Alcoholic hepatitis is a pro-inflammatory chronic liver disease that is associated with high short-term morbidity and mortality (25%-35% in one month) in the setting of chronic alcohol use. Histopathology is notable for micro- and macrovesicular steatosis, acute inflammation with neutrophil infiltration, hepatocellular necrosis, perivenular and perisinusoidal fibrosis, and Mallory hyaline bodies found in ballooned hepatocytes. Other findings include the characteristic eosinophilic fibrillar material (Mallory’s hyaline bodies) found in ballooned hepatocytes. The presence of focal intense lobular infiltration of neutrophils is what typically distinguishes alcoholic hepatitis from other forms of hepatitis, in which the inflammatory infiltrate is primarily composed of mononuclear cells. Management consists of a multidisciplinary approach including alcohol cessation, fluid and electrolyte correction, treatment of alcohol withdrawal, and pharmacological therapy based on the severity of the disease. Pharmacological treatment for severe alcoholic hepatitis, as defined by Maddrey’s discriminant factor ≥ 32, consists of either prednisolone or pentoxifylline for a period of four weeks. The body of evidence for corticosteroids has been greater than pentoxifylline, although there are higher risks of complications. Recently head-to-head trials between corticosteroids and pentoxifylline have been performed, which again suggests that corticosteroids should strongly be considered over pentoxifylline.

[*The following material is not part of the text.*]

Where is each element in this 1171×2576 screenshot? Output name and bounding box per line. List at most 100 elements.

Keywords: Alcoholic Hepatitis; Maddrey discriminant function; Corticosteroids; Pentoxifylline; Alcoholic liver disease

Core tip: Alcoholic hepatitis is a pro-inflammatory chronic liver disease that is associated with high short-term morbidity and mortality in the setting of chronic alcohol use. Management consists of a multidisciplinary approach including alcohol cessation, fluid and electrolyte correction, treatment of alcohol withdrawal, and pharmacological therapy based on the severity of the disease. Pharmacological treatment for severe alcoholic hepatitis, as defined by Maddrey’s discriminant function ≥ 32, consists of either prednisolone or pentoxifylline for a period of four weeks. The body of evidence in favor of corticosteroids has been greater than pentoxifylline, although there are higher risks of complications.